Unfortunately, most consumers don't check their credit reports, says John Ulzheimer, president of consumer education for SmartCredit.com. Consumers are entitled under the law to receive a free credit report annually from each of the three major credit bureaus -- Equifax, Experian and TransUnion. However, Ulzheimer says, 96% of free credit reports go unclaimed per year. "I have so many people argue with me that they only need to check their reports when they're applying for something," he says. "That's a terrible idea. That would mean errors will sit on their credit reports possibly for years before anyone does anything about it." That's because the credit bureaus have no obligation under federal law to correct errors until consumers point them out and dispute them.

The FTC study participants were encouraged to dispute errors that might affect their credit scores. Of those who did, four out of five experienced some modification to their credit report, and slightly more than one in ten saw a change in their credit score after the modification.

To get a free copy of your credit report from the three credit bureaus, visit Annualcreditreport.com. If you find a mistake, you can file a dispute with the credit bureau that has the erroneous information. All three of the bureaus -- Equifax, Experian and TransUnion -- allow consumers to file disputes online.

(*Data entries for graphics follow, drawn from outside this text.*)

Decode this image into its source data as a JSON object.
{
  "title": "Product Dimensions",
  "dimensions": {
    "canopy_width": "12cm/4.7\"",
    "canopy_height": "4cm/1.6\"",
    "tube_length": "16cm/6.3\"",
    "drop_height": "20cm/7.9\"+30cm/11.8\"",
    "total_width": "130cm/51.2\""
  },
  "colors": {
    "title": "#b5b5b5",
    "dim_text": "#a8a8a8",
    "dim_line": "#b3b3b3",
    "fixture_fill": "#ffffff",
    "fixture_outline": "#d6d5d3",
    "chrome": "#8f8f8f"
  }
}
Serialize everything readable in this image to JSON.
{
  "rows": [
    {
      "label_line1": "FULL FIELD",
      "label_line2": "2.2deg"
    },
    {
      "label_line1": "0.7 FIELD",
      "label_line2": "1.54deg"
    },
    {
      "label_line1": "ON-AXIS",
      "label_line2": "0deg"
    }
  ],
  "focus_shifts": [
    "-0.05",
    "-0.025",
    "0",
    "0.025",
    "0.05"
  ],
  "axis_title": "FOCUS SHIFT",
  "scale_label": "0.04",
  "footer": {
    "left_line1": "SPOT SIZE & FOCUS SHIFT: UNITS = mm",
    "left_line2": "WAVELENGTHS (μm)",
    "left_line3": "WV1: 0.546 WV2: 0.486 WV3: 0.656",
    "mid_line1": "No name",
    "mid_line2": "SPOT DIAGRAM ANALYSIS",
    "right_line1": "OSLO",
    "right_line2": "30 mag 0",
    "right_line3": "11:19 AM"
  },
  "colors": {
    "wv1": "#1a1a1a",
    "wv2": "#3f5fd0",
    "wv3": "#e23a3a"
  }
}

If you find yourself unable to persuade the credit bureaus that something is legitimately incorrect, Ulzheimer says that consumers should alert the source of the data, which is usually a financial institution or a collection agency. It is the one ultimately responsible for verifying what is and is not accurate from your dispute with the credit bureau, he says. If there is a mistake, the reporting agency is required by law to correct it on all of your credit reports.

Also file a complaint with the Consumer Financial Protection Bureau, which helps consumers resolve issues with the credit bureaus (see Consumer Bureau Now Taking Credit Report Complaints). It won't cost you anything to do this, and the credit bureaus and reporting agencies should take notice if you get the CFPB involved, Ulzheimer says.